The approaches to knowledge-sharing differ for product management and engineering. In the former, they strive to hire specialists that already have some level of financial literacy. Additionally, they train them to reach a better level of understanding that is necessary to efficiently work at the company. With engineers, however, things are slightly different. Andrew confesses that the professionals they hire usually have no relevant experience in the industry, so they conduct formal training for them to understand the existing products. In addition, they have sustainable product guides and demonstrations, as well as working one-on-one with them to make things clear.
Future plans and challenges
The main challenge of the company is that the plethora of legacy apps prevents them from focusing on particular products and providing these out of the box. Obviously, it also causes problems with integration and sets some limitations on the new functionality. Rishi says they have found a way to largely eliminate the negative influence of the legacy code: dividing into core components and visualization. At ASI, the core code remains intact and is a gold-mine for the company; visualization, however, may change from one system to another.
Another challenge is finding talent with appropriate experience in the market. To eliminate this problem, they introduced formal training and clear documentation on the projects.
One more issue pertains to data security and how data moves across multiple vendors. However, Mike says they have found a way to overcome this challenge, too:
Mike Granger: “We’ve actually removed all PII from it so that the entity can license APIs [and] use the APIs without really ever disclosing their client at the back-end. […] By utilizing that approach, we’ve really eliminated that problem and it’s helped us culminate too.”
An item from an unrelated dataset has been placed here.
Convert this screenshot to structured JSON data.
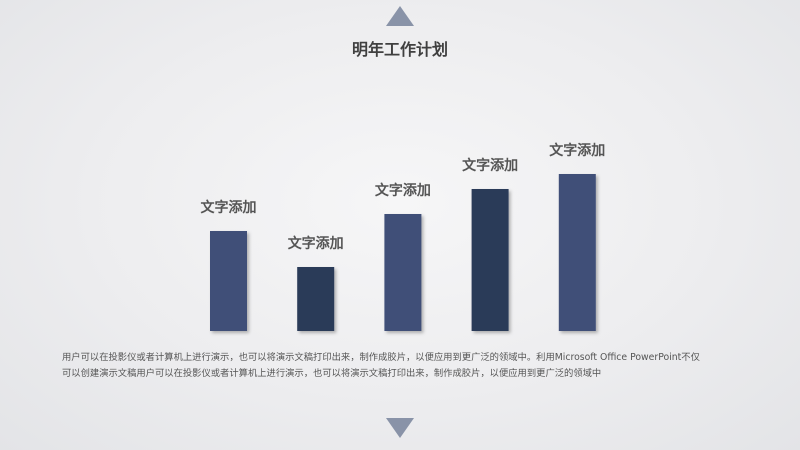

Speaking about future plans, Rishi says they are on their path towards GDPR, ISO-2700, and Cloud Security Alliance compliance. Also, they are currently undertaking a development to enable them to switch from ECS to Kubernetes.
ASI is an immeasurably more experience-rich company compared to recent startups. They incorporate vast scientific knowledge into business, and that is great. Their solutions will help many advisors to automate routine tasks and generate more clients, as well as more wealth.